ECLI:NL:RVS:2007:BB7800

Raad van State

Datum uitspraak
14 november 2007
Publicatiedatum
5 april 2013
Zaaknummer
200700572/1
Instantie
Raad van State
Type
Uitspraak
Rechtsgebied
Bestuursrecht
Procedures
  • Eerste aanleg - meervoudig
Rechters
  • W.C.E. Hammerstein-Schoonderwoerd
  • H. Borstlap
  • H.G. Sevenster
Vindplaatsen
  • Rechtspraak.nl
AI samenvatting door LexboostAutomatisch gegenereerd

Vergunningverlening voor biogasinstallatie en ontvankelijkheid van beroep

In deze zaak gaat het om de vergunningverlening door het college van burgemeester en wethouders van Tynaarlo aan de besloten vennootschap met beperkte aansprakelijkheid "Bio Energie Bunne Holding B.V. i.o." voor het oprichten en in werking hebben van een biogasinstallatie.
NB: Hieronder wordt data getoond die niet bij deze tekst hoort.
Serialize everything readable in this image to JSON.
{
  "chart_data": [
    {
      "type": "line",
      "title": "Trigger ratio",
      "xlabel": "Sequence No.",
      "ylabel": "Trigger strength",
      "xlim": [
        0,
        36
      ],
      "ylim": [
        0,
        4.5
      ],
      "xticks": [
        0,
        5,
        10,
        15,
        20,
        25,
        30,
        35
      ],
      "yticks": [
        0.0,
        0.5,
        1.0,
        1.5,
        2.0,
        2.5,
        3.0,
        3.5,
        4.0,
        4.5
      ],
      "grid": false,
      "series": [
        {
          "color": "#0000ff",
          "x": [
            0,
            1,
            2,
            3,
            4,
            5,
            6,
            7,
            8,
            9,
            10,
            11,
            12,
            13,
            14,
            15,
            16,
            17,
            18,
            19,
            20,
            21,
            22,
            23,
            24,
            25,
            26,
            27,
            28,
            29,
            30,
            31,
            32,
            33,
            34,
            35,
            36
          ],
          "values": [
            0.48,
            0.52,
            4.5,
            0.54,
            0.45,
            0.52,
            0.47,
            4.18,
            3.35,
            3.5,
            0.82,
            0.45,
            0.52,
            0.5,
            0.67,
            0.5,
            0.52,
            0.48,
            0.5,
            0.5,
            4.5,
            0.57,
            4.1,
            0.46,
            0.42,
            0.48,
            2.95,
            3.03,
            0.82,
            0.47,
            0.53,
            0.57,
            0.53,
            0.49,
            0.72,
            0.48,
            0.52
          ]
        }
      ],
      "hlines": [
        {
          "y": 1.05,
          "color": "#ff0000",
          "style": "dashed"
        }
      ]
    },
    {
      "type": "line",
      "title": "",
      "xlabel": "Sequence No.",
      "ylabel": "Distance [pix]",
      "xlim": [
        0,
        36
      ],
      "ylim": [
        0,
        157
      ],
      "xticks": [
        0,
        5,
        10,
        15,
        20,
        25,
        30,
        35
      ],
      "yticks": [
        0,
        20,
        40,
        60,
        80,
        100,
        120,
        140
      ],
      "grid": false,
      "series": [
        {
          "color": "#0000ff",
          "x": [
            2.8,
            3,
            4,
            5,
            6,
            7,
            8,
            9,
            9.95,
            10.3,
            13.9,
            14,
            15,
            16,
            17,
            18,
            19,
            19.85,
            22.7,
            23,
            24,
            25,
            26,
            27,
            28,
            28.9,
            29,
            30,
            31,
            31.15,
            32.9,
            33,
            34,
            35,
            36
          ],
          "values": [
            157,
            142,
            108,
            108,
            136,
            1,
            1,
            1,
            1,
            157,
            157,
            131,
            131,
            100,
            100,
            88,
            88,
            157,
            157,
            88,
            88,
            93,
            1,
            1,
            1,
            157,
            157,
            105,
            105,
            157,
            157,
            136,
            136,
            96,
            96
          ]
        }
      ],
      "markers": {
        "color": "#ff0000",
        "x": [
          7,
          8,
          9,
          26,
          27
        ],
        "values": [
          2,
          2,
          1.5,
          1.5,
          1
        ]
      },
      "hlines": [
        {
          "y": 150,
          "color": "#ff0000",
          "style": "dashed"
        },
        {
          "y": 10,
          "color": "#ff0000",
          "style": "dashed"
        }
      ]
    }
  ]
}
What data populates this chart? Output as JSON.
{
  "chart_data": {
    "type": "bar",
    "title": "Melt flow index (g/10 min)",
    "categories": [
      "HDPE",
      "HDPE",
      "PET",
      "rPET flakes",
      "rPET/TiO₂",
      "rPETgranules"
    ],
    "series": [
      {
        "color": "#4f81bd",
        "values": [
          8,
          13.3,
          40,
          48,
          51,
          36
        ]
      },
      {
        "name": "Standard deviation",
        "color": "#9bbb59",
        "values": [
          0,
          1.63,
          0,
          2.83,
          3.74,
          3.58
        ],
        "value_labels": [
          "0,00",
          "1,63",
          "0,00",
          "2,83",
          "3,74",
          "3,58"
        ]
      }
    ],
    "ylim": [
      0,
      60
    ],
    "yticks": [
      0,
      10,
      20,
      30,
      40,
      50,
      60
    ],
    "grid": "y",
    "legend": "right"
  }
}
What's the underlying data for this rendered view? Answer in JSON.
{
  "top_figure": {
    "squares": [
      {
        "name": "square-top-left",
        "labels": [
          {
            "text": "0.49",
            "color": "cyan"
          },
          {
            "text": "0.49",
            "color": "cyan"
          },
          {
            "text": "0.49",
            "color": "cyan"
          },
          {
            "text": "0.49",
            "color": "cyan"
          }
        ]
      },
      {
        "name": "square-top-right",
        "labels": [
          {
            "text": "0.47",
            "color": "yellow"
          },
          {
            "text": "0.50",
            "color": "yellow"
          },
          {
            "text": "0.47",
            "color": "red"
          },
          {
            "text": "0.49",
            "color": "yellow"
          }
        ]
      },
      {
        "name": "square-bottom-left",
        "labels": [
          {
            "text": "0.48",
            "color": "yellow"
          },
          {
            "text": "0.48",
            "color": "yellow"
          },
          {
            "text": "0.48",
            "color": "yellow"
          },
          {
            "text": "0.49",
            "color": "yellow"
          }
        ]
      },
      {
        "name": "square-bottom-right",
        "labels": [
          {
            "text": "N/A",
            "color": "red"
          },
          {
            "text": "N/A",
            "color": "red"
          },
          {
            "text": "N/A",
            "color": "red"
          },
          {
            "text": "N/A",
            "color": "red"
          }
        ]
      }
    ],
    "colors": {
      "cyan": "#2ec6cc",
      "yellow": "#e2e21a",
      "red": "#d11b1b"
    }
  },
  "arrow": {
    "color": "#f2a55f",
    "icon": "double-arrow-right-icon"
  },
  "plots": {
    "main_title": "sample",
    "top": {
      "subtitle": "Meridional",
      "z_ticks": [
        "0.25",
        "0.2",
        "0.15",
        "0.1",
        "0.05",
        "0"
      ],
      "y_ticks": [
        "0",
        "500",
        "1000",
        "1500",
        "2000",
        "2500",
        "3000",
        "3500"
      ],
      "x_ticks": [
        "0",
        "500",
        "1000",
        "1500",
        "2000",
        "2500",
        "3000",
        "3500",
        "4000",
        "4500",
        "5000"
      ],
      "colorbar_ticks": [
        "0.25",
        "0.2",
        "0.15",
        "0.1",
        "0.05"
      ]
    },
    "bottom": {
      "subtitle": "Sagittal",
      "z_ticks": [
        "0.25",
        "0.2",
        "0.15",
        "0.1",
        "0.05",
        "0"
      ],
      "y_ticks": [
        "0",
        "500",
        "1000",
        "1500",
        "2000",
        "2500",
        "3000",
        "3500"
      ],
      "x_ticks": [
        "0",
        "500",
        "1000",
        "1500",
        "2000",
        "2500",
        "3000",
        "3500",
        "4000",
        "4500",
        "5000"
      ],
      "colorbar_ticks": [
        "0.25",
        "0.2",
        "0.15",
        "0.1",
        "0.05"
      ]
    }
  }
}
De vergunning is verleend op 2 augustus 2006 en ter inzage gelegd op 11 augustus 2006. Tegen deze vergunning hebben appellanten bezwaar gemaakt, waarna het bezwaar is doorgezonden naar de Raad van State als beroepschrift. De appellanten hebben hun gronden aangevuld in februari 2007 en verweerder heeft in april 2007 een verweerschrift ingediend. De zaak is behandeld op de zitting van 20 september 2007, waar zowel de appellanten als de vergunninghoudster vertegenwoordigd waren.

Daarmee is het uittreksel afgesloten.